Conversations weave links between and among us. When Steve Lobb spoke about his painting, ‘Big Fires’, he evoked dialogue with Altdorfer, about trees, and Bosch or Blake, about the ‘greedy bastards’ spinning on the roundabout while the forest burns. I saw William Morris in the carpet of flames and Hogarth or Gilray in the subject. Artists are always in negotiation with those who came before, those who contributed to forming them.
I also saw today’s painter shaped by and reshaping his past selves, whose traces are in his work at Greenwich Mural Workshop. The clarity of design, the joyous colour and the dissent echoing those hopeful murals that stand for a world where people work together for the common good.
We worked together 30 years ago, when I was an apprentice at GMW, and what I learned from Steve (and from Carol, Rob and Lulu) has illuminated my path, like ‘a good deed in a naughty world’. The internal conversation with all those who’ve shaped my ideas and practice has continued since. Death or absence doesn’t prevent it: in their works and in our memories, the influence of others endures. Time passes and experience gathers; I become more conscious of what I owe with age.
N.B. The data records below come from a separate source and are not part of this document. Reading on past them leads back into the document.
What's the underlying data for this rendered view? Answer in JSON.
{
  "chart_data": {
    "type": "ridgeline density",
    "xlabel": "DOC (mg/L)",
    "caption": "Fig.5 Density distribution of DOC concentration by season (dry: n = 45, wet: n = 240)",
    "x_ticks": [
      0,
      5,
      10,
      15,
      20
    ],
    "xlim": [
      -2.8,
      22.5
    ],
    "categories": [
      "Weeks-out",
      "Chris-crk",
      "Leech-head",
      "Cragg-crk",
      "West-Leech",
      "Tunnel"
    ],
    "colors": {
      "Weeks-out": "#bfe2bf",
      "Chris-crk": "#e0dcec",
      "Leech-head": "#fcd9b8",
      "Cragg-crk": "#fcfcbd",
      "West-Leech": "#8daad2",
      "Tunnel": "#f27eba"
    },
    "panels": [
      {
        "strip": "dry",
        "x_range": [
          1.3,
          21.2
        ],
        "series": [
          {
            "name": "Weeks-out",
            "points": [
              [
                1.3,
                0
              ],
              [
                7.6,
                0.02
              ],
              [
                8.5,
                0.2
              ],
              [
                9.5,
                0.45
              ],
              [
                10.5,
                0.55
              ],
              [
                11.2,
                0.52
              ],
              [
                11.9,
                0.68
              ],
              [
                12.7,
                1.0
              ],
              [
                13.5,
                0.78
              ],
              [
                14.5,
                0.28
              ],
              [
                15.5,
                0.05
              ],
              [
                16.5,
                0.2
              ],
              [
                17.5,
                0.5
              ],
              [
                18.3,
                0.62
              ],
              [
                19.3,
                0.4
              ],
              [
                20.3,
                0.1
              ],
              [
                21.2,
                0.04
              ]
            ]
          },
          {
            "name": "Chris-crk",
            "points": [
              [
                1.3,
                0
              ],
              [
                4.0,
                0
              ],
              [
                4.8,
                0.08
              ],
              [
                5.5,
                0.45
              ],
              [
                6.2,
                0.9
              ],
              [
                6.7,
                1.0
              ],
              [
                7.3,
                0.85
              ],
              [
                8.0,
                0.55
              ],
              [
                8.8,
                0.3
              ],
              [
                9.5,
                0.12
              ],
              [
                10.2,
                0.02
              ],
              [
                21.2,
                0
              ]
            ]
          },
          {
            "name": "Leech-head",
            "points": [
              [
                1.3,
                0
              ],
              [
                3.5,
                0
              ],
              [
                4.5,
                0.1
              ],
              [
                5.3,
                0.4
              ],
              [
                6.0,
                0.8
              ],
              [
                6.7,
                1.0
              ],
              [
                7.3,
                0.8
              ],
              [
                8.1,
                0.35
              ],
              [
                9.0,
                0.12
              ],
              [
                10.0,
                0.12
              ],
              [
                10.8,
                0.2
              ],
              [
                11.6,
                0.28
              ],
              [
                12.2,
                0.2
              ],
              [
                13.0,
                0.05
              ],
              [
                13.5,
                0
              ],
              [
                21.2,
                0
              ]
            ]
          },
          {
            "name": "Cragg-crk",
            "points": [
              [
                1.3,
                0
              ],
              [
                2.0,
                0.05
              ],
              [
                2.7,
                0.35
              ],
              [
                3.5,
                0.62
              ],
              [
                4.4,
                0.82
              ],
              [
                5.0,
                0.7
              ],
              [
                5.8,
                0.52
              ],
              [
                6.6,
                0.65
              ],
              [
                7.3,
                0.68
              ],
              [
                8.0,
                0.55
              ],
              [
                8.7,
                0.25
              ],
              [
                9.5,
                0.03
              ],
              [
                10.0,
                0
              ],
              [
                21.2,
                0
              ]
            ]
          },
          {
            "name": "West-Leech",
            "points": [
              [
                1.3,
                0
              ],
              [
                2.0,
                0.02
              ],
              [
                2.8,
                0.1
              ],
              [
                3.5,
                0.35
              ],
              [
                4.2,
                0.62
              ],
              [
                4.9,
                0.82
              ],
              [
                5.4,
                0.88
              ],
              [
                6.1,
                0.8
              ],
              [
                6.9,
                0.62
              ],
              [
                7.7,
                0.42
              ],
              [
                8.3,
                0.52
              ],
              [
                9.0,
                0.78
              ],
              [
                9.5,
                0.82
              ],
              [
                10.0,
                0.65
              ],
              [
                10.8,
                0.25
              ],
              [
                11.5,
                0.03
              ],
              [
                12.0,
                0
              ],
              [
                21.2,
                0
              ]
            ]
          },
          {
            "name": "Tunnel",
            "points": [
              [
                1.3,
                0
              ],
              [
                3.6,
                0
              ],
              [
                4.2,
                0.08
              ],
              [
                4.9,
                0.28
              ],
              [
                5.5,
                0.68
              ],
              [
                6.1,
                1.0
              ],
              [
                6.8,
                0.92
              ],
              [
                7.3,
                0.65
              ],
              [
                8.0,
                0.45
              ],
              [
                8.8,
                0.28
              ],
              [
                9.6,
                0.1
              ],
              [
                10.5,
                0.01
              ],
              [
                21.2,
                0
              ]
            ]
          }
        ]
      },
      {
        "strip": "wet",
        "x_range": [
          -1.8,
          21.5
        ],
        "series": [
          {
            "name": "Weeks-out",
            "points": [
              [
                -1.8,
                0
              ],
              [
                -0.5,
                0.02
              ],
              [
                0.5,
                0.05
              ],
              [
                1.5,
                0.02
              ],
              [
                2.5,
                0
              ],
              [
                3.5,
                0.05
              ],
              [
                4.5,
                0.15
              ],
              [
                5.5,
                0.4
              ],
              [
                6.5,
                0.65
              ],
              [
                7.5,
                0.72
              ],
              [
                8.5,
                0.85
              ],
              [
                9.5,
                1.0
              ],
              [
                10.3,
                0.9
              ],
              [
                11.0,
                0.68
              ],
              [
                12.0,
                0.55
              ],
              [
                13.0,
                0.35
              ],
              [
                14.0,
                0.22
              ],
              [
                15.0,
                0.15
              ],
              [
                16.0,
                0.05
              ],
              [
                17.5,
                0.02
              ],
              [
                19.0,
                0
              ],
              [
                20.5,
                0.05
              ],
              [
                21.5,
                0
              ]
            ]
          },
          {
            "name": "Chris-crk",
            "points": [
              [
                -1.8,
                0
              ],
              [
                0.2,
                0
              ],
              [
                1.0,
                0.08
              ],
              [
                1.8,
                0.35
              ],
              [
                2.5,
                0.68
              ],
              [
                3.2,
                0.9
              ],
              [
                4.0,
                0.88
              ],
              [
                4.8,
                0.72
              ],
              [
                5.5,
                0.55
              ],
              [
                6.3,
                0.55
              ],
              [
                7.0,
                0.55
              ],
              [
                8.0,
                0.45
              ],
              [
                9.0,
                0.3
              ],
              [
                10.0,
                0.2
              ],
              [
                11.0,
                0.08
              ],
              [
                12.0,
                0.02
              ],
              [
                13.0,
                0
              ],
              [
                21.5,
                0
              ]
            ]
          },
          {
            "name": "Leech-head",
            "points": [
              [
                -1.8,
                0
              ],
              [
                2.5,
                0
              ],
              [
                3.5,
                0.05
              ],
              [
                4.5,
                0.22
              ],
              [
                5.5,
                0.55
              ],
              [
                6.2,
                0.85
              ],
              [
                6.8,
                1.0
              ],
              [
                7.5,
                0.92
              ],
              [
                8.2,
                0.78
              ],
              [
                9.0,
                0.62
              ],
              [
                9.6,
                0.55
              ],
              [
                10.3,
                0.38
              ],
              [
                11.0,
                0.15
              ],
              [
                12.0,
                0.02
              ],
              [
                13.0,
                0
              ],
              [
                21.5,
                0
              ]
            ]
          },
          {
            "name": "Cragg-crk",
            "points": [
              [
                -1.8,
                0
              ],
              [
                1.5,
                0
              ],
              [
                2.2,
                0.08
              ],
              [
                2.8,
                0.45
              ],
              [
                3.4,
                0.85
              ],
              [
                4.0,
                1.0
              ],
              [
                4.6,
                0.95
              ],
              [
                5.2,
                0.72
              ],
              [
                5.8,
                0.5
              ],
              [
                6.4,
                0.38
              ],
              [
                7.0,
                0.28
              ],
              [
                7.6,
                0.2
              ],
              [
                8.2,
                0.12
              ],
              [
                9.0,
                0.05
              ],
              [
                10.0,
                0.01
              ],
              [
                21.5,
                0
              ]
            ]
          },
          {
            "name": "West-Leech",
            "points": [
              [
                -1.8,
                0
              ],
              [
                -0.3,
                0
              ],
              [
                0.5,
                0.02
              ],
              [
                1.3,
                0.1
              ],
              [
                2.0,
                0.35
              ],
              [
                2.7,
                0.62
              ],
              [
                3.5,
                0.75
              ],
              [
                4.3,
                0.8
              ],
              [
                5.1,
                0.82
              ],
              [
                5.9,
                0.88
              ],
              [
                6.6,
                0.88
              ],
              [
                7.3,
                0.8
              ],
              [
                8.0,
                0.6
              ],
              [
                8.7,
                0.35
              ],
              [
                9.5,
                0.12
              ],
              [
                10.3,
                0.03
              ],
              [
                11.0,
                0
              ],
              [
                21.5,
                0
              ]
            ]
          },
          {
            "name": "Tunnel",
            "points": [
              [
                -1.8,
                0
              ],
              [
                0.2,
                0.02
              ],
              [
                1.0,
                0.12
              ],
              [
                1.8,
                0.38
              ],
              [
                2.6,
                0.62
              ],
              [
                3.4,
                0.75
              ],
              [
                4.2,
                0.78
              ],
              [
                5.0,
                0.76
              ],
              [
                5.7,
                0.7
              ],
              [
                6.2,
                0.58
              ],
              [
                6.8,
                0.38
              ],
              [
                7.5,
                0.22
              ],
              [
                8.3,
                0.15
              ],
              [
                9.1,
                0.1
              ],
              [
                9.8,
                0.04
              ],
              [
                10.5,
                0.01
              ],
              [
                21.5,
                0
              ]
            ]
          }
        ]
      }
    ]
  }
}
Steve paints, writes and performs (as Emile Sercombe) continuing a journey started many years ago. I remember him talking about the influence of Marc Chagall and Edward Burra on his painting and I see – impossibly – him in their work. Thus do the conversations and connections grow to form the unique intertextuality that makes each consciousness separate and yet not.
Time adds layers and ageing artists can, if they choose, draw on the richest of resources: the conversations of a lifetime, with their peers, with their friends and with themselves.